Chaudhry Abdul Qayyum, who is spearheading a key coal mining project in Thar district of Sindh, said China produces more than two-third of its electricity from coal, which cost-effectively fulfills the energy requirements of the second biggest economy of the world.
“By producing bulk of cheap electricity from coal, China has long been benefiting power consumers, particularly industrial and commercial category, through sufficiently meeting burgeoning power demand at much lower tariff,” Qayyum said. “This makes Chinese export industries competitive against Beijing’s global competitors.”
Energy experts agreed that the country should follow models and track success stories around the world to address its energy sector challenges.
The experts said resource-constrained federal government strives hard to make the energy-mix fuel efficient and economically viable.
They said coal is a leading source of energy, has a tremendous contribution to energy mix and will continue to lead in the foreseeable future despite hype created against its use due to global warming related concerns.
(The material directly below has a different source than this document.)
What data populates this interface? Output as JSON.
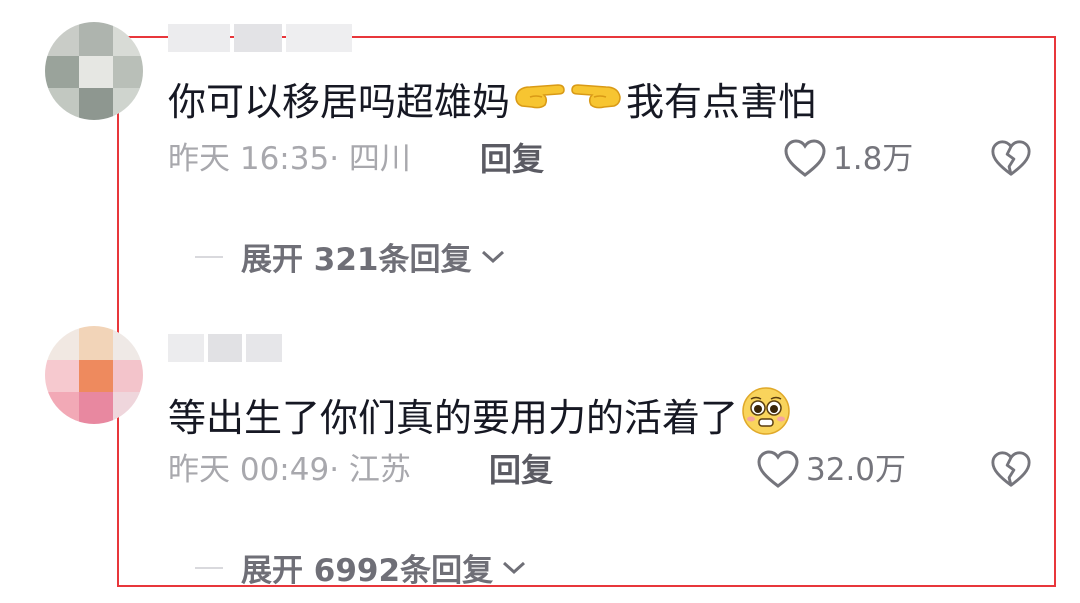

The International Energy Agency (IEA) report 2015 said traditional coal-based economies like China, India, Indonesia, the Philippines and South Korea will keep pursuing coal as a fuel in future.
In fact, the world is using more and more coal for generating electricity. Worldwide, there has been around two times jump in coal consumption between the 2000 and 2012 period.
In 2000, global coal consumption was 4.76 billion tons as against 7.69 billion tons in 2012, showing a 60 percent growth, said the IEA report. The report said coal consumption will reach nine billion tons/year in 2019.
Various reports said power companies are presently building more than 500 coal-fired plants in Asia alone, with at least a thousand more standing at the planning stage.
Coal is cheaper than natural gas and its import cost is lower.
Japan, a world’s top importer of liquefied natural gas, is aggressively opting coal for electricity generation.
Zahid Khan, who headed a leading oil and gas firm, said the prevailing trends in national power sector are unsustainable. “Conversion of power plants to coal is the only viable solution,” Khan said. The experts refused the negative implications of coal power generation on the environment. They said new technology has enabled environment-friendly power generation through coal.
China and India are increasingly using latest coal power generation technologies with the passage of time in order to address environment-related concerns. These two leading economies of the world are heavily investing in coal-based projects. India, which produces around half of its electricity from coal, has planned a series of ultra mega coal power projects, each having a mammoth capacity of 4,000MW or above.
The experts said coal-fired power plants are no more health hazardous, saying modern coal technologies employ fuel-saving supercritical boilers. Such boilers are meant to minimise the emission of greenhouse gases.
They said, however, the situation in Pakistan is a sheer contrast to what is happening in neighbouring countries as well as in rest of the world.
“Despite possessing one of the world's largest coal reserves, Pakistan relies on costly fuels for power generation,” said an expert, requesting anonymity.
A study said a block of Thar is blessed with coal reserves sufficient to generate 5,000MW of electricity for five decades. This block contains about two billion tons of lignite, which is just one per cent of the total Thar coal reserves.
The expert called for concerted efforts for harnessing local coal, saying power projects can initially be set up on imported coal as a medium-term solution. “Sitting on one of the biggest source of energy and facing chronic power deficits and abnormality high cost of energy is simply incomprehensible,” the expert remarked. “Coal happens to be one of the most sustainable remedies to the energy-deficit Pakistan.”